Il tesoro della nostra Chiesa.

 

Riascoltiamo il brano evangelico della domenica del Corpus Domini:
«Gesù partì di là su una barca e si ritirò in disparte in un luogo deserto. Ma la folla, saputolo, lo seguì a piedi dalle città. Egli, sceso dalla barca, vide una grande folla e sentì compassione per loro e guarì i loro malati. Sul far della sera, gli si accostarono i discepoli e gli dissero: “Il luogo è deserto ed è ormai tardi; congeda la folla perché vada nei villaggi a comprarsi da mangiare”.

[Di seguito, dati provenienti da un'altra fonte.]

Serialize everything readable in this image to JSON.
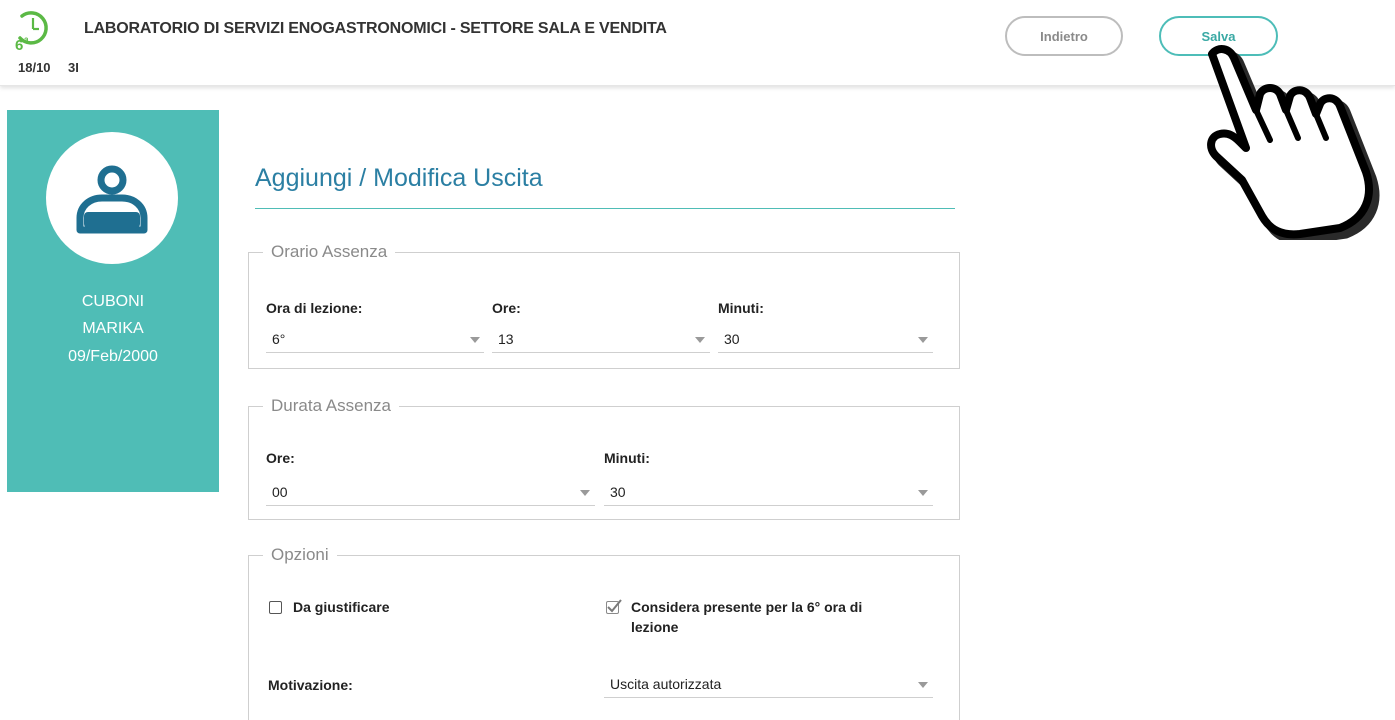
{
  "header": {
    "title": "LABORATORIO DI SERVIZI ENOGASTRONOMICI - SETTORE SALA E VENDITA",
    "date": "18/10",
    "class": "3I",
    "logo_hour": "6",
    "logo_sup": "a",
    "back_label": "Indietro",
    "save_label": "Salva",
    "accent_color": "#4fbdb6"
  },
  "student": {
    "surname": "CUBONI",
    "name": "MARIKA",
    "birth_date": "09/Feb/2000"
  },
  "page": {
    "title": "Aggiungi / Modifica Uscita"
  },
  "orario_assenza": {
    "legend": "Orario Assenza",
    "ora_lezione_label": "Ora di lezione:",
    "ora_lezione_value": "6°",
    "ore_label": "Ore:",
    "ore_value": "13",
    "minuti_label": "Minuti:",
    "minuti_value": "30"
  },
  "durata_assenza": {
    "legend": "Durata Assenza",
    "ore_label": "Ore:",
    "ore_value": "00",
    "minuti_label": "Minuti:",
    "minuti_value": "30"
  },
  "opzioni": {
    "legend": "Opzioni",
    "da_giustificare_label": "Da giustificare",
    "da_giustificare_checked": false,
    "considera_presente_line1": "Considera presente per la 6° ora di",
    "considera_presente_line2": "lezione",
    "considera_presente_checked": true,
    "motivazione_label": "Motivazione:",
    "motivazione_value": "Uscita autorizzata"
  }
}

Ma Gesù rispose: “Non occorre che vadano; date loro voi stessi da mangiare”. Gli risposero: “Non abbiamo che cinque pani e due pesci!”. Ed egli disse: “Portatemeli qua”. E dopo aver ordinato alla folla di sedersi sull’erba, prese i cinque pani e i due pesci e, alzati gli occhi al cielo, pronunziò la benedizione, spezzò i pani e li diede ai discepoli e i discepoli li distribuirono alla folla. Tutti mangiarono e furono saziati; e portarono via dodici ceste piene di pezzi avanzati. Quelli che avevano mangiato erano circa cinquemila uomini, senza contare le donne e i bambini» (Mt 14, 13-21).

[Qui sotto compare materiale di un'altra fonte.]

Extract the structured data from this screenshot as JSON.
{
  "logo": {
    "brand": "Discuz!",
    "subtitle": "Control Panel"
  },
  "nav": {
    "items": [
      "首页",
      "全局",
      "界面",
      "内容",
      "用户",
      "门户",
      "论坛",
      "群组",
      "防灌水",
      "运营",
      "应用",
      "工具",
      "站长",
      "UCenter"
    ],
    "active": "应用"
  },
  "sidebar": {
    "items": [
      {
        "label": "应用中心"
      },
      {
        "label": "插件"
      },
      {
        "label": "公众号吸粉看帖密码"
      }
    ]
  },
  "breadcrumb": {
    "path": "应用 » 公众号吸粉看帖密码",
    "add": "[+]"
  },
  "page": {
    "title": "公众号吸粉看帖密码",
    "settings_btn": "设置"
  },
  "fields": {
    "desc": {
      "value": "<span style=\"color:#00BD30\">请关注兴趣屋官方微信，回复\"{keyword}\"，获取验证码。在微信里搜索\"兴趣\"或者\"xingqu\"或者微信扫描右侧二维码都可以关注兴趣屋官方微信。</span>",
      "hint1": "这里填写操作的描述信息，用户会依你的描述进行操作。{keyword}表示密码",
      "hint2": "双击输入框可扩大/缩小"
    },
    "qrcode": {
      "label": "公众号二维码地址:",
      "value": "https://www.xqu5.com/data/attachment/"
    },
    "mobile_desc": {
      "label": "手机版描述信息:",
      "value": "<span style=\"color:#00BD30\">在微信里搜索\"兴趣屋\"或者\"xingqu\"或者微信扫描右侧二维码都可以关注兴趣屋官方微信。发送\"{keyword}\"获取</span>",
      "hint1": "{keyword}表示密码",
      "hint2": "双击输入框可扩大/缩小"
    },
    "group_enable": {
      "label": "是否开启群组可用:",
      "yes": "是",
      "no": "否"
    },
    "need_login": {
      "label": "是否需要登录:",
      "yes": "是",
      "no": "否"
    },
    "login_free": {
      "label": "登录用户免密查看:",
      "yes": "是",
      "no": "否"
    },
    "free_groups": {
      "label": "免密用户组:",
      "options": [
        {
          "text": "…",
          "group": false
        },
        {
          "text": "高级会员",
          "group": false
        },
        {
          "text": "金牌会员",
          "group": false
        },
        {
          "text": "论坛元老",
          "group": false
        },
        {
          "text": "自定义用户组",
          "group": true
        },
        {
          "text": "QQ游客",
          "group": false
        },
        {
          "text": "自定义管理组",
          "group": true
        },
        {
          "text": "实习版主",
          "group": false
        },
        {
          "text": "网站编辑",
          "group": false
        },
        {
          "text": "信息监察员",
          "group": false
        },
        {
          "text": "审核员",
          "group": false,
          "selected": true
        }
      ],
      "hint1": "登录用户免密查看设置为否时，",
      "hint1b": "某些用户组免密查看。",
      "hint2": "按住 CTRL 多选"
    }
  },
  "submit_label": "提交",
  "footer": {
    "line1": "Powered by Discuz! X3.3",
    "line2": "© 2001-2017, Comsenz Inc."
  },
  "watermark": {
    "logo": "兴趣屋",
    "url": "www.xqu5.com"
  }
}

Sottolineo due espressioni che mi sembrano definire bene l’atteggiamento che ci è richiesto mentre volgiamo con amore lo sguardo alla nostra Chiesa diocesana, che siamo chiamati a servire:
–    “Sentì compassione per loro”
–    “Date loro voi stessi da mangiare”.

La con-passione è innanzitutto un atteggiamento del cuore, un amore rispettoso, delicato, concreto, attento, festoso, aperto alla reciprocità, non avido, non pretenzioso, non possessivo, ma forte della sua debolezza, efficace e vittorioso, disarmato e disarmante. Il contrario della con-passione è la durezza di cuore, di mente, di spirito; è la durezza culturale, ideologica, la rigidità in tutte le sue forme. È uno dei più grandi ed insidiosi nemici di Cristo e del cristianesimo, tanto spesso stigmatizzato dal Vangelo come calcificazione, pietrificazione, callosità del cuore, indurimento della mente.

Il dono è qualcosa di attivo, che si fa e che non si pensa, qualcosa che si mette in essere. Sulla croce Gesù  esprime il dono nel momento culminante della sua vita: non ha più niente da dare e tuttavia vede il discepolo a cui vuole bene e gli dà sua madre; e alla madre che rimane sola dà il discepolo. Donare significa comunicare ciò che veramente possediamo, poco o molto che sia, senza domandarci se è poco o molto. Ci deve bastare poter dare ciò che abbiamo.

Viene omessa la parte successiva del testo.